Y entonces llegamos los adultos, atados a los mástiles del barco, y espantamos al hambre de las aves invocando los aullidos de una madre. Nos movemos en manada sobre el tiempo, acurrucamos nuestras sombras y despoblamos de inocencia nuestras noches. Somos identidades digitales, alejadas del roce de los dedos. Siempre acompañados, elegimos la voz de los ausentes. El deterioro nos regala más belleza, cuarteando las miradas y sembrando nuevos huesos, para nutrir futuras religiones.
Olor
La cocina olía a sangre o a leña hecha de grillos,
los pucheros a leche tibia y la leche a pan mojado;
las grietas de la abuela a la piel de las cebollas,
los lobos comían silencio y emboscaban los mastines
y el suelo raía piedras grises de filos blancos,
sobre las que uno no sabía si caer o ser pasto.
En los baldes metálicos nos reverberaba la piel,
la sombra de los manzanos mordía sobre el frío,
la luz no calentaba el agua ni trepaba por los troncos
y la voz infantil se erizaba, como un maullido,
dando aliento de carne a la fe de mil avispas
que nos salpicaban con zumbidos como fauces,
sobre el huerto-vertedero de espejos y de plásticos.

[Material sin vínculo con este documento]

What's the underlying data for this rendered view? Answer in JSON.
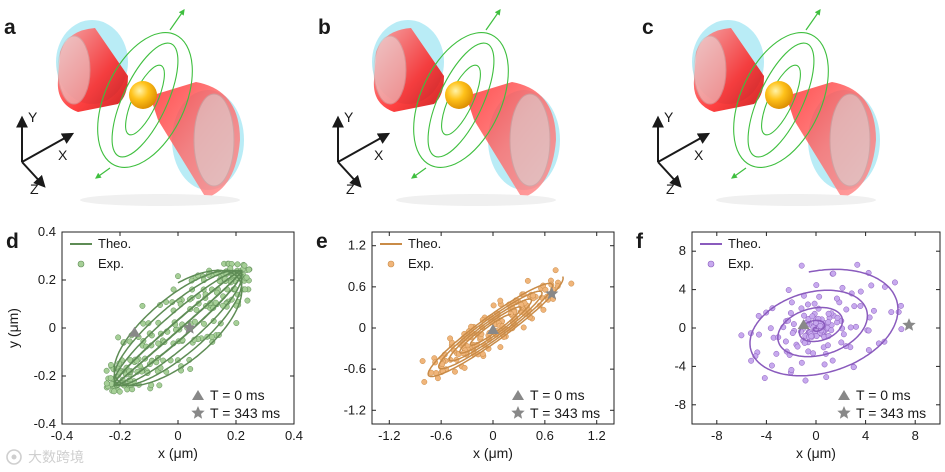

Los niños éramos trabajo en busca de estipendio
y el hambre se traducía a la lengua de los cerdos.
La poesía se escondía en los recuerdos del abuelo,
como un cadáver se llena de larvas de soldados,
y nos cosía las entrañas al balido de un cordero.
Nos comíamos su carne, enrojecida de silencio,
arrojando una voz llena de huesos y de culpa
a un enjambre de verduras que se pudrían sollozando
junto a la piel amoratada del lecho del cerezo.
Se descubrían los pechos húmedos de vida
bajo un vino corrupto por el polvo de las eras.
Así era el caudal del arroyo que cantaba
bajo los recuerdos de un ácimo verano
escondido en la vereda.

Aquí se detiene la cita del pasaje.